A Dutch study has found that those diagnosed with mild cognitive impairment (MCI) have a fourfold increased risk of developing dementia or Alzheimer’s disease (AD), and that stroke and other vascular damage are important risk factors.
The results of the study are published in a supplement to the Journal of Alzheimer’s Disease.
“Mild cognitive impairment has been identified as the transitional stage between normal aging and dementia,” said M. Arfan Ikram, M.D., Ph.D., a neuroepidemiologist at Erasmus University Medical Center (Rotterdam).
“Identifying persons at a higher risk of dementia could postpone or even prevent dementia by timely targeting modifiable risk factors.”
Unlike a clinical trial, the long-term, large-scale population-based study is an observational cohort study focusing on the general population, instead of persons referred to a memory clinic. It began in 1990, when almost 8,000 inhabitants of Rotterdam aged 55 years or older agreed to participate in the study.
Ten years later, another 3,000 individuals were added. Participants undergo home interviews and examinations every four years.
Several risk factors including older age, positive APOE-ɛ4 status, low total cholesterol levels, and stroke, as well as specific brain imaging data, were associated with an increased risk of developing MCI.
“This important prospective study adds to the accumulating evidence that strokes, presumably related to so called ‘vascular’ risk factors, also contribute to the appearance of dementia in Alzheimer’s disease,” said neurologist Amos D. Korczyn, M.D., of Tel Aviv University, guest editor of the supplement.
“The findings complement other emerging research that suggests middle-aged people should minimize their vascular risk factors,” he said.
“It should be remembered that delaying the onset of dementia by five years will reduce the prevalence of the disease by half. And of course, since there is no cure for AD, prevention is the best approach at present,” Korczyn said.
To be diagnosed with MCI in the study, individuals were required to meet three criteria: a self-reported awareness of having problems with memory or everyday functioning; deficits detected on a battery of cognitive tests; and no evidence of dementia.
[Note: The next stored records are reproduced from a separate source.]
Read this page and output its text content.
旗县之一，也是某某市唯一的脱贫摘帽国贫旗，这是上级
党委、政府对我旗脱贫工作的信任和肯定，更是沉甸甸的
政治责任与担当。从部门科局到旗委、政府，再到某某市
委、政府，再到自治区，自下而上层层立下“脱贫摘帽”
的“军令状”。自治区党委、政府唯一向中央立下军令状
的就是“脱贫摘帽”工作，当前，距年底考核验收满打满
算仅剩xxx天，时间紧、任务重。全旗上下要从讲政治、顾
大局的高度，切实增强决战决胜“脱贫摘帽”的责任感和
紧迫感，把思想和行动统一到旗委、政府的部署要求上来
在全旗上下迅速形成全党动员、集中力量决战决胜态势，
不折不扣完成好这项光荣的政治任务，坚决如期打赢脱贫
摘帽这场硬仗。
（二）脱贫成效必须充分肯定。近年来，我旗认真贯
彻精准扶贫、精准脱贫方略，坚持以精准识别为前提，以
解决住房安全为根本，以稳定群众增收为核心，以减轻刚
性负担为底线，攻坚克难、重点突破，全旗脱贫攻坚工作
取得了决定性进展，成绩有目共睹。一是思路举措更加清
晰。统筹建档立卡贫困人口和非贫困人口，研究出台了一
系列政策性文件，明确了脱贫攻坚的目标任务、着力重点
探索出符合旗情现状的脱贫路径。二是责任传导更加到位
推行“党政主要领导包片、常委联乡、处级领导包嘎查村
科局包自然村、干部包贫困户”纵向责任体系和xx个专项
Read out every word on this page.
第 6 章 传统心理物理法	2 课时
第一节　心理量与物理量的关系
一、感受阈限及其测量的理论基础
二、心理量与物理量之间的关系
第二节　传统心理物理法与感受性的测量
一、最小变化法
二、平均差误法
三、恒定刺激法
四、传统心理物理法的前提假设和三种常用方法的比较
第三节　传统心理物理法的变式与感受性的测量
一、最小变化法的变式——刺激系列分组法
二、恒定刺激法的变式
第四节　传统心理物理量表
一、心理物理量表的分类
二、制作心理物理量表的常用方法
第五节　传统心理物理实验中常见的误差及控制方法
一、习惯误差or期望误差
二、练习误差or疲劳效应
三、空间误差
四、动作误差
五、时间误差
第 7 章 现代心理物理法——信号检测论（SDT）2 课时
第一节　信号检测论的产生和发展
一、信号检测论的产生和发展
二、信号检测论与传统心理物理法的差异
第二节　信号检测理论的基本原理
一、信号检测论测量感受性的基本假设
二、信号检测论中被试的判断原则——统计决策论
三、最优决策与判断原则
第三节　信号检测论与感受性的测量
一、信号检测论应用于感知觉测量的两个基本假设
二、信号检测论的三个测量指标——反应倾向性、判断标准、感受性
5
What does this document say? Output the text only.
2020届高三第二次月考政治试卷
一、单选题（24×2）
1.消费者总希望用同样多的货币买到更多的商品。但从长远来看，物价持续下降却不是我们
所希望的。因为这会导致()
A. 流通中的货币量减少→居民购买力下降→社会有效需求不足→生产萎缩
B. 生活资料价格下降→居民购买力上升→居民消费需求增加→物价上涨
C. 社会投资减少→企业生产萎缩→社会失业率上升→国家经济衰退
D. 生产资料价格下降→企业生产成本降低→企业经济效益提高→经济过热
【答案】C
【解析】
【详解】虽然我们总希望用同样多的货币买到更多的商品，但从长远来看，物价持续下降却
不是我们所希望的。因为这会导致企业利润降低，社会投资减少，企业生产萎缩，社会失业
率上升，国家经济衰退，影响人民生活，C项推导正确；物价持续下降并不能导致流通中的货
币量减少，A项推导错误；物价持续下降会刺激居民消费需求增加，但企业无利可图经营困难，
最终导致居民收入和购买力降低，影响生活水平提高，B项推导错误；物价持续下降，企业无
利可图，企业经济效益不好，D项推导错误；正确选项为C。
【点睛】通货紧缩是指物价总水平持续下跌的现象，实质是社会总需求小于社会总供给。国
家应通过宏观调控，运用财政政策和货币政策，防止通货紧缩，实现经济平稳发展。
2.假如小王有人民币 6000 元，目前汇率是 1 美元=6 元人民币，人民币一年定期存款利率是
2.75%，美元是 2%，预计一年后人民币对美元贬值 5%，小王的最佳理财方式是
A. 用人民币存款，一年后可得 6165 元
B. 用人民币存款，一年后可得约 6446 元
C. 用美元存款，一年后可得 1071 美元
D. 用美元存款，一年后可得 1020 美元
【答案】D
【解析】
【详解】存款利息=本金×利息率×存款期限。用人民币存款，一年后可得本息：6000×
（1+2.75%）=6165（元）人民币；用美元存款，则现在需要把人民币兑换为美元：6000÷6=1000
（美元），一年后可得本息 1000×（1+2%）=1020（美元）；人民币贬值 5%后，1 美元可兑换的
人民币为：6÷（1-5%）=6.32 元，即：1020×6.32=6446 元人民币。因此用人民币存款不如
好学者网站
They were categorized into those with memory problems (amnestic MCI) and those with normal memory (non-amnestic MCI).
Of 4,198 persons found to be eligible for the study, almost 10 percent were diagnosed with MCI. Of these, 163 had amnestic MCI and 254 had non-amnestic MCI. The risk of dementia was especially high for people with memory problems.
Similar results were observed regarding the risk for Alzheimer’s disease. Those with MCI also faced a somewhat higher risk of death.
The research team investigated possible determinants of MCI, considering factors such as age, APOE-ɛ status, waist circumference, hypertension, diabetes mellitus, total and HDL-cholesterol levels, smoking, and stroke.
Only older age, being an APOE-ɛ4 carrier, low total cholesterol levels, and stroke at baseline were associated with developing MCI.
Having the APOE-ɛ4 genotype and smoking were related only to amnestic MCI.
When the investigators analyzed MRI studies of the brain, they found that participants with MCI, particularly those with non-amnestic MCI, had larger white matter lesion volumes and worse microstructural integrity of normal-appearing white matter compared to controls.
They were also three times more likely than controls to have cavities in the basal ganglia or white matter. MCI was not associated with total brain volume, hippocampal volume, or cerebral microbleeds.
“Our results suggest that accumulating vascular damage plays a role in both amnestic and non-amnestic MCI,” said Ikram.
Researchers believe timely targeting of modifiable vascular risk factors, such as cholesterol levels, and stopping smoking, may help prevent MCI and dementia.